As someone who has traveled in the region extensively, it’s hard to see this forecast trend as anything other than a win-win, for the potential of this region to satisfy the curiosity of even the most dilettantish traveler scarcely bears exaggeration.

You wake up each morning to gauzy horizons serrated with dormant volcanoes, most of which you can attempt to summit at dawn, dampened by the clouds. You can walk through recumbent, tin-roofed villages pursued by retinues of uproarious children, then up the sides of extinct craters whose inner slopes have been intensively cultivated so that their bowls overflow with coffee and cassava. On muddy embankments in gloaming forest, you might feel your knees wobble as adolescent gorillas inch to within a foot of where you stand to paw your neighbor’s tripod. In Congo, you can spend a night on the summit of Mount Nyiragongo and peer down into a roiling molten cauldron, among the most spectacular lava lakes on Earth. In the evenings, you can camp on islands in Edenic Lake Bunyonyi, eating crayfish tails and fire-baked manioc, while crested cranes roost in the nearby trees, honking at the sunset.

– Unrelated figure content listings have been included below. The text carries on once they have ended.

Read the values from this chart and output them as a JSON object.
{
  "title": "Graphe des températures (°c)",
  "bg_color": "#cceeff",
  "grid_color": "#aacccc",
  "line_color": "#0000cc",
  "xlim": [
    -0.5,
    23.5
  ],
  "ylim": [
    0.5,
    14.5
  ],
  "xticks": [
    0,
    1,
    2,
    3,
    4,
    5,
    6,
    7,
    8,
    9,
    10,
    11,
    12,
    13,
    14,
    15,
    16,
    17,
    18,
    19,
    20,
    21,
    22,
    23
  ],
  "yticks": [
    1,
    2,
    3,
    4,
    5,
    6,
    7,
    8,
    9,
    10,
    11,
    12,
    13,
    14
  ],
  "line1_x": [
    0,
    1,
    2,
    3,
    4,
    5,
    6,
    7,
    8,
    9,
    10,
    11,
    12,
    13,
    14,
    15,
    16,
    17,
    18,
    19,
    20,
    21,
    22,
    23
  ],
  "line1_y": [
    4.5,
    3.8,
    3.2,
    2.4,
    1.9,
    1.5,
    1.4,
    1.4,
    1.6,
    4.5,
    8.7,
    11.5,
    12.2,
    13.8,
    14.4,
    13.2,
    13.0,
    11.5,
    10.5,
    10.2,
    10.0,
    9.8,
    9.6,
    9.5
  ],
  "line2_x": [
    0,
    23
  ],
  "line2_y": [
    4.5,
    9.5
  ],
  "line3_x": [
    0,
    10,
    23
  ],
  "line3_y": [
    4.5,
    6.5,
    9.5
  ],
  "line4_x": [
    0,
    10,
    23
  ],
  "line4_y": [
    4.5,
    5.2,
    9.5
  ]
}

How much of this majesty might be appreciable via Zoom remains a work in progress. One Saturday at the end of February, Logar hosted the first of what will be quarterly online picnics, his masked face appearing in front of a library modeled as a castle keep, part of the school his children attend in Musanze.

It’s a raucous, ad hoc affair, with the platform’s early members dropping in from California, Sweden, Germany and beyond to hear Logar set out his stall. “It’s a trial run,” he booms, clearly enjoying himself, as the inevitable technical glitches interrupt a promotional video. Emmanuel Harerimana, a charismatic Rwandan park ranger, describes the challenges of caring for mountain gorillas during a pandemic. In the background, Chef Rama works the grills.

It wasn’t the same as being there. But, in this inert year, in which even travel journalists like me have seen their passports gather dust, it was transportive and fun, a shot of the unfamiliar.

“An online event is never going to capture the essence of our region. It’s a placeholder,” Logar tells me afterward. “For now, we are focused on feeding the imagination. This is about giving us all something to look forward to.”